Some readers may be understandably impatient with media commenting on media and journalists writing at great length about fellow journalists, including their friends and colleagues. But there is no escaping the fact is that the battle over the media — and over what constitutes “fairness,” “balance,” and “accuracy” — is now a central question in American politics. It should not be evaded out of a mistaken reticence. And a quest for a phony sort “balance” can too easily become an excuse for giving in to bullying.

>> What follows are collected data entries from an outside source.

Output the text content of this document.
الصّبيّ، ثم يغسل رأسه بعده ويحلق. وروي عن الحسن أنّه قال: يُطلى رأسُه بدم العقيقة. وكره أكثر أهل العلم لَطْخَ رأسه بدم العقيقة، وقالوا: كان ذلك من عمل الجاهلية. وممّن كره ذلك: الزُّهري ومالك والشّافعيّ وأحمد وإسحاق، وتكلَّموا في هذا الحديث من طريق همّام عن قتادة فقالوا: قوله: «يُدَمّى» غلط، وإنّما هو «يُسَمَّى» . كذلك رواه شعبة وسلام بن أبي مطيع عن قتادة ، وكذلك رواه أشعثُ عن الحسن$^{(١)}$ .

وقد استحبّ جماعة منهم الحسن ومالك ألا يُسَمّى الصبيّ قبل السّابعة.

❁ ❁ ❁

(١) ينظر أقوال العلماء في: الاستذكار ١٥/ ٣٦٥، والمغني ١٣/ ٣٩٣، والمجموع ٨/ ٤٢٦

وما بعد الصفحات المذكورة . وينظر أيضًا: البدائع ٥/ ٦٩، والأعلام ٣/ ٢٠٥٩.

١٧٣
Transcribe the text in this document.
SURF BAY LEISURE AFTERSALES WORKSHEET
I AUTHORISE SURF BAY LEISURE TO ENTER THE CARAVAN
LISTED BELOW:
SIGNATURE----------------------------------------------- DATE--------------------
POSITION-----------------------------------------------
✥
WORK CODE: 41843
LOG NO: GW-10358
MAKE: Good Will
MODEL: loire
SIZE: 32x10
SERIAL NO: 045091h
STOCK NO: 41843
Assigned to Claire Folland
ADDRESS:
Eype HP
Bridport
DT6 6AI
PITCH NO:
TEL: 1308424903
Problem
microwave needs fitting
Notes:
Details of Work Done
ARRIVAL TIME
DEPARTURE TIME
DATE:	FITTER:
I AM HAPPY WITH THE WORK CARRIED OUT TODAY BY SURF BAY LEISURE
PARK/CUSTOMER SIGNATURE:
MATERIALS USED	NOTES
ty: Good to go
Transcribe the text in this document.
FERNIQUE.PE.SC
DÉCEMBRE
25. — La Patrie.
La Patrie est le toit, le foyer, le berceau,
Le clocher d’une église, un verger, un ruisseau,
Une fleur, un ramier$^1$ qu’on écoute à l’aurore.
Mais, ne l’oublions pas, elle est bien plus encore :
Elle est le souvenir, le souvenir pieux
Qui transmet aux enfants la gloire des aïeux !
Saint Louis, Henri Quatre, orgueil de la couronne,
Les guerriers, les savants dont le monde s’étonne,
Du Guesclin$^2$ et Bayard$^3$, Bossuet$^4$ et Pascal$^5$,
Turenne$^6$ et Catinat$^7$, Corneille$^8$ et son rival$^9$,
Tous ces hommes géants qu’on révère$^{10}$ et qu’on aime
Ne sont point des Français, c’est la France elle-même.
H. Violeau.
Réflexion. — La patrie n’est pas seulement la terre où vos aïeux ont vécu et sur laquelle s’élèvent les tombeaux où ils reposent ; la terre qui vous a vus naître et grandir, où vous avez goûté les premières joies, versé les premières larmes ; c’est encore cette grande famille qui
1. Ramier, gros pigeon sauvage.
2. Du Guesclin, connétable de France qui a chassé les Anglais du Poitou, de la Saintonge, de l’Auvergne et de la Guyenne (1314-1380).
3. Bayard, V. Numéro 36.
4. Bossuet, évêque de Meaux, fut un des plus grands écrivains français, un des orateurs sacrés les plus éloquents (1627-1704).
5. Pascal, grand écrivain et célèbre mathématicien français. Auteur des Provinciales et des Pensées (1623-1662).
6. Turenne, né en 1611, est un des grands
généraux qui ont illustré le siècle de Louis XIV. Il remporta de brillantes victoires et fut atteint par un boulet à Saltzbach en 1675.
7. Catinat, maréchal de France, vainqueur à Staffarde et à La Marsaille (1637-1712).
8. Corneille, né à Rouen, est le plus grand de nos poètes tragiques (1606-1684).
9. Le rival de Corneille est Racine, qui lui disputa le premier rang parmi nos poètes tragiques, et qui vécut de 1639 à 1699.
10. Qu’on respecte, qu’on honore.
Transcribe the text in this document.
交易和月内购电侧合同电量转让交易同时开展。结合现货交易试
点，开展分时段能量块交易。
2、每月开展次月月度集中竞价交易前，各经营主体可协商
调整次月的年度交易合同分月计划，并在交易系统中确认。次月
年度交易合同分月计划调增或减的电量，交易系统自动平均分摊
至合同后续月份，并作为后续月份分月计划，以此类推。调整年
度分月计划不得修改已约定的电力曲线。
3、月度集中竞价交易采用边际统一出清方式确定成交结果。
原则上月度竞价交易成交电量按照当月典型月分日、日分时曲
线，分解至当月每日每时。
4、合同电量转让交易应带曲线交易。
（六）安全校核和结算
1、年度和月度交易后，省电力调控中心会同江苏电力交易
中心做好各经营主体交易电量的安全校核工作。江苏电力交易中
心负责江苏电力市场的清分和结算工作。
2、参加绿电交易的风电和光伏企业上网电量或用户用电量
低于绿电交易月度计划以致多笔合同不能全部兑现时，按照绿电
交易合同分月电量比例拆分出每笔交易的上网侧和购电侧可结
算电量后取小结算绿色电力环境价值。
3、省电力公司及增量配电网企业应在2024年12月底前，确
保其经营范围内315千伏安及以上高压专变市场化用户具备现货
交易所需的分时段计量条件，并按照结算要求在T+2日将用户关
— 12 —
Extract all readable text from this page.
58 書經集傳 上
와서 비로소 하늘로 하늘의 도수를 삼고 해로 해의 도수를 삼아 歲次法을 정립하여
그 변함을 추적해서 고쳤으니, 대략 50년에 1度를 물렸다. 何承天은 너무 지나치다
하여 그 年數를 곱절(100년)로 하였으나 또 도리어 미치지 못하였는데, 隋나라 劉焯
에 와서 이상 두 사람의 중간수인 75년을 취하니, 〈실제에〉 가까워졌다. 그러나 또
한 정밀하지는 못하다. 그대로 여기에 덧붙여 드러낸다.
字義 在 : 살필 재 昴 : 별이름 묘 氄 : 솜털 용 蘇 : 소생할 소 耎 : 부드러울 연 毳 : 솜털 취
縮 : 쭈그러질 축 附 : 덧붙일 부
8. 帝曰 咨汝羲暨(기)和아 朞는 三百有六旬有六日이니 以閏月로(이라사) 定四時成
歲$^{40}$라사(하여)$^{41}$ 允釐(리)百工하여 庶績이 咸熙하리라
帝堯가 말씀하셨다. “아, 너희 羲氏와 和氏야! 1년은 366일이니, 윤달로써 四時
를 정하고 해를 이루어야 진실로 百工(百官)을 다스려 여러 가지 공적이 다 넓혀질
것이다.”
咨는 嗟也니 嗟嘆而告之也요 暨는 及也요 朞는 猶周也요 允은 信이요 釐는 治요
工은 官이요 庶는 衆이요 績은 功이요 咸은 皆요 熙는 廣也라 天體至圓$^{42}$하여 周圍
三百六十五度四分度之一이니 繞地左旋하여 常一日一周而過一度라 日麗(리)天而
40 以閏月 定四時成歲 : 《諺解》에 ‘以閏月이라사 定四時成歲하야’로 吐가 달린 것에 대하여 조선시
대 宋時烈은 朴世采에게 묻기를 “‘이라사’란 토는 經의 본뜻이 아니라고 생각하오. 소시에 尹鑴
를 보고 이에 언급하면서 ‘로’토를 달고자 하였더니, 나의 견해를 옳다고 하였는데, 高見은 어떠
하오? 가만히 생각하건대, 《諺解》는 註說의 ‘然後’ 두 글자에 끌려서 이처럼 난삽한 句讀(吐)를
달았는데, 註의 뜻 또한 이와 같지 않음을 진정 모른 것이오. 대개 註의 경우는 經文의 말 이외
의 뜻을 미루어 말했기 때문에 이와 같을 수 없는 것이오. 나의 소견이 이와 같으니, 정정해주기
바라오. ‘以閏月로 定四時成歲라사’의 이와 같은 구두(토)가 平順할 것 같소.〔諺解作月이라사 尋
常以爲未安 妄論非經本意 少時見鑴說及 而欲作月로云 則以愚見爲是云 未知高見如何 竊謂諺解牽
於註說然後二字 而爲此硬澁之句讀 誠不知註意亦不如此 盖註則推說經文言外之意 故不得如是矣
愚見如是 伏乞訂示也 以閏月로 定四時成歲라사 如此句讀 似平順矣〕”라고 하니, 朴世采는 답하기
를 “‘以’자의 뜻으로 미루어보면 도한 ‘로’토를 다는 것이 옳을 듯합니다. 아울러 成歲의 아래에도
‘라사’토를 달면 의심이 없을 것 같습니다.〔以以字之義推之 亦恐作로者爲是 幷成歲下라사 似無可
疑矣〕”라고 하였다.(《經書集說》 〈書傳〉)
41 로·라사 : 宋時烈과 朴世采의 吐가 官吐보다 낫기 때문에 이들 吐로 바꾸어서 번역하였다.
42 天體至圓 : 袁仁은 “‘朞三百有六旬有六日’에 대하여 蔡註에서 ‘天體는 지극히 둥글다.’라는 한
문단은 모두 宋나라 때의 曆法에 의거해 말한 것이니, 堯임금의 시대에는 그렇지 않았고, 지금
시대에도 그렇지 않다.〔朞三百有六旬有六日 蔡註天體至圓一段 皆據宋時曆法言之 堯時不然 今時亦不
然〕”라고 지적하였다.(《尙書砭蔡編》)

Postscript: I have proudly been a commentator on NPR (balanced mostly by my friend David Brooks and also by other conservatives) for over a decade. Because of the controversy that ensued when Juan was fired by the network in the fall of 2010 for comments he made on Bill O’Reilly’s show, I should note for the record my reaction at the time. My first response, offered on NPR itself during my weekly exchange on politics with Brooks, was to call it an “unfortunate decision” that was “unfortunately handled.” (How many networks, by the way, invite criticisms of their own decisions on their own air?) Two days later on “Meet the Press,” I reiterated that I thought that “NPR made a mistake,” and explained why I felt this way. But I also vigorously defended NPR as politically unbiased and as “one of the best news organizations in the world,” something I still very much believe. I also argued that it was important to resist “a smear campaign against NPR” that Fox launched after the Williams episode.